Mhamad El Itawi for AWS Community Builders

Posted on May 31

We Cut $120,000 from Our Cloud Bill Without Sacrificing Reliability

#aws #cloud #webdev #devops

We were running a cloud-hosted platform on AWS EKS, with EC2 worker nodes managed by us, MongoDB Atlas for NoSQL workloads, AWS RDS for relational databases, and Amazon ElastiCache for Redis for caching and temporary data.

Over time, the infrastructure had grown the way most real systems grow: more services, more data, more backups, more images, more snapshots, and more “temporary” resources that were no longer temporary.

The platform worked, but the cloud bill was higher than it needed to be.

So we started cutting waste, improving the application, and resizing the infrastructure around how the system actually behaved.

The result: around $120,000 in annual savings, without sacrificing reliability.

The Problem Was Not One Big Thing

When we started reviewing the infrastructure, it was clear that there was no single expensive resource causing the entire problem.

The cost came from many places at once.

Some services were using more CPU and memory than they needed. Some microservices did not really need to be separate anymore. Some databases were oversized for their actual usage. Some storage had accumulated over time. Some backups and snapshots were kept longer than necessary. Some resources were simply unused.

That is usually how cloud costs grow.

Not because of one bad decision, but because of hundreds of small decisions that were reasonable at the time and never revisited later.

So instead of looking for one magic fix, we approached the problem from multiple angles: application code, architecture, databases, Kubernetes resources, storage, backups, caching, and non-production environments.

The Optimizations

1. Making the Application Use Fewer Resources

One of the most important parts of the optimization was improving the application itself.

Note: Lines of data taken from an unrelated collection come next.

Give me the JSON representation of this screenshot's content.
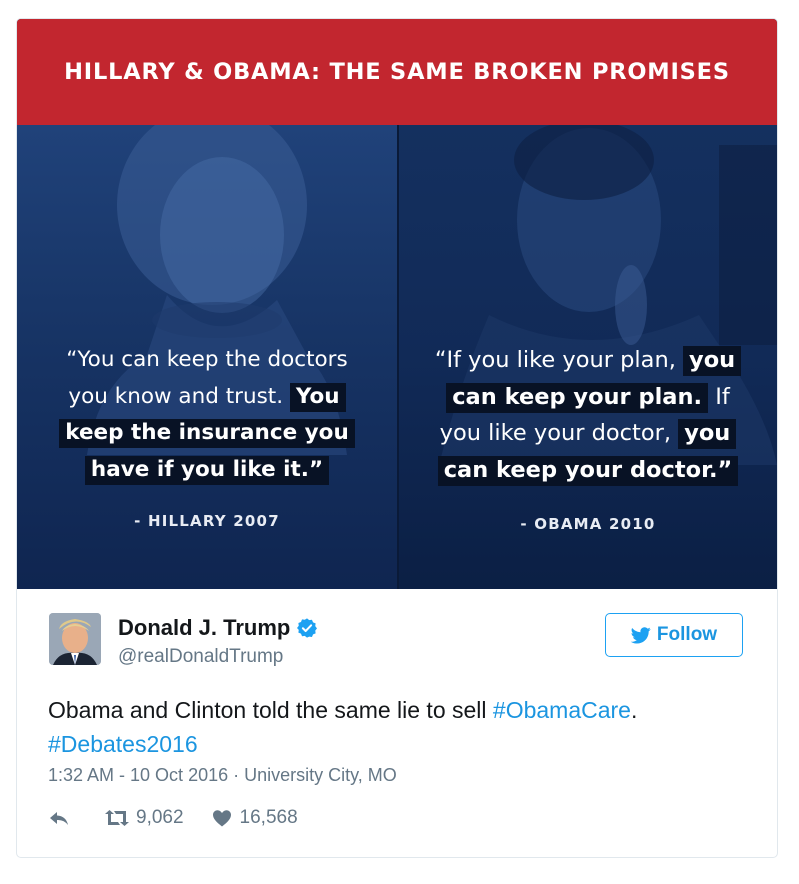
{
  "graphic": {
    "banner_title": "HILLARY & OBAMA: THE SAME BROKEN PROMISES",
    "left": {
      "quote_lines": [
        "“You can keep the doctors",
        "you know and trust.",
        "You",
        "keep the insurance you",
        "have if you like it.”"
      ],
      "attribution": "- HILLARY 2007"
    },
    "right": {
      "quote_lines": [
        "“If you like your plan,",
        "you",
        "can keep your plan.",
        "If",
        "you like your doctor,",
        "you",
        "can keep your doctor.”"
      ],
      "attribution": "- OBAMA 2010"
    },
    "colors": {
      "banner": "#c2262f",
      "panel": "#132a53"
    }
  },
  "tweet": {
    "author_name": "Donald J. Trump",
    "handle": "@realDonaldTrump",
    "verified_icon": "verified-badge-icon",
    "follow_label": "Follow",
    "text_before": "Obama and Clinton told the same lie to sell ",
    "hashtag_1": "#ObamaCare",
    "text_after": ".",
    "hashtag_2": "#Debates2016",
    "timestamp": "1:32 AM - 10 Oct 2016",
    "separator": " · ",
    "location": "University City, MO",
    "retweet_count": "9,062",
    "like_count": "16,568",
    "accent_color": "#1da1f2"
  }
}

It is easy to look at cloud cost as an infrastructure problem only, but inefficient code directly affects infrastructure cost. If the application uses too much CPU or memory, the platform needs more pods, larger nodes, bigger instances, and more capacity overall.

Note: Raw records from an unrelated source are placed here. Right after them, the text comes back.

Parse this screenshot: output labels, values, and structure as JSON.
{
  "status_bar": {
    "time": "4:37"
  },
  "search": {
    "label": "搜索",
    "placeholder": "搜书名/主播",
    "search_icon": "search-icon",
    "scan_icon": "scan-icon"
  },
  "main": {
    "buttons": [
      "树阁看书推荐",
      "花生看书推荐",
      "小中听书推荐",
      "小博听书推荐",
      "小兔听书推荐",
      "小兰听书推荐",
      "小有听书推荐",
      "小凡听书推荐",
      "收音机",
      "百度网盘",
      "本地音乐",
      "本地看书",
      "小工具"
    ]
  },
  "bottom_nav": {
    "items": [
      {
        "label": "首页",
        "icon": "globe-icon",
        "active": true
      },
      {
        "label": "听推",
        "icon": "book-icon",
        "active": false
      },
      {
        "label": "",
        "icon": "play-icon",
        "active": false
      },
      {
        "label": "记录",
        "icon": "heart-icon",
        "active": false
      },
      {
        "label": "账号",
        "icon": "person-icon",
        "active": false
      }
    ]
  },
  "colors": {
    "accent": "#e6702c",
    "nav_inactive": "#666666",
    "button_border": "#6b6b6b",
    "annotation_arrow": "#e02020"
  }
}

We reviewed critical parts of the codebase and focused on reducing CPU and memory usage.

Some of the improvements included:

Reducing unnecessary in-memory object creation
Switching selected workflows to asynchronous and event-driven processing
Optimizing loops and replacing inefficient algorithms
Reducing heavy image-processing operations
Improving background jobs
Avoiding repeated or unnecessary work

These changes reduced CPU and memory usage by around 30%.

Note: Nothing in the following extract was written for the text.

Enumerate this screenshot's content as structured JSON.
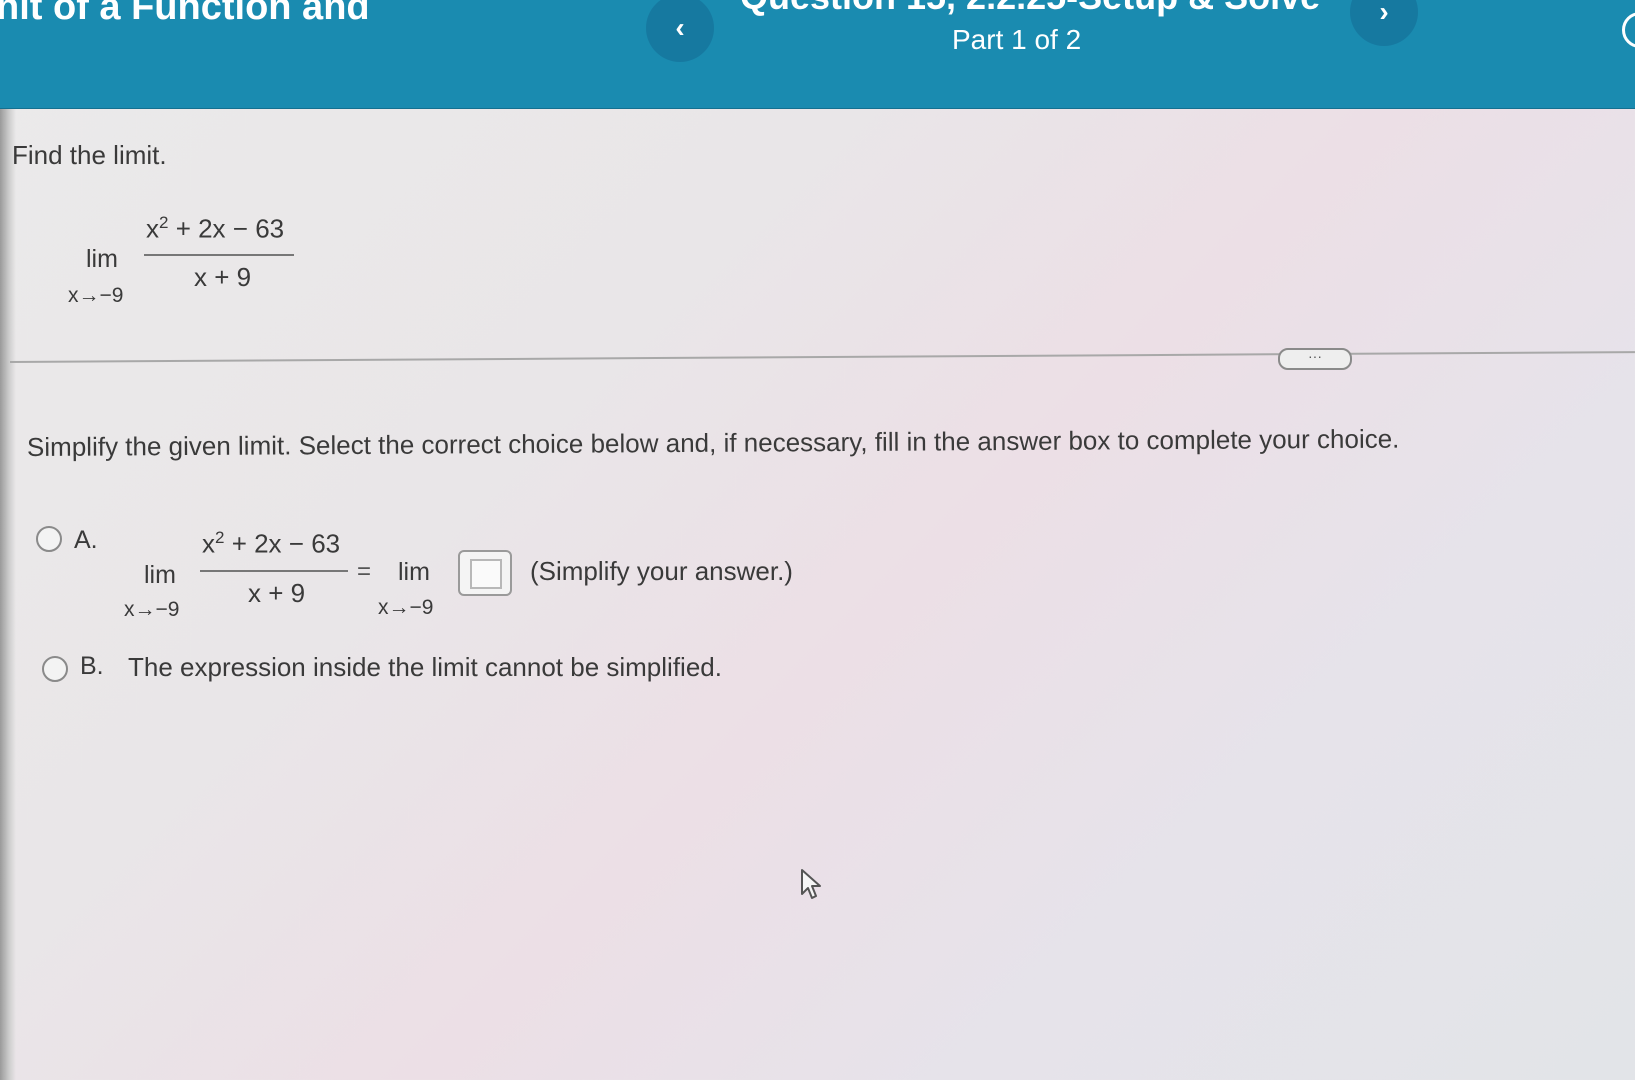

That had a direct impact on our AWS EKS environment. Since the workloads became lighter, we improved pod density and reduced the amount of EC2 capacity needed to run the platform.

In other words, better code translated directly into a lower cloud bill.

2. Merging Microservices That Did Not Need to Be Separate

We also reviewed the microservices architecture.

Microservices are useful when they solve real problems: independent scaling, ownership, deployment flexibility, or fault isolation. But when services are too small, too tightly coupled, or always deployed together, they can create unnecessary overhead.

Each service adds cost in different ways. It needs CPU, memory, logging, monitoring, networking, deployments, configuration, and operational support.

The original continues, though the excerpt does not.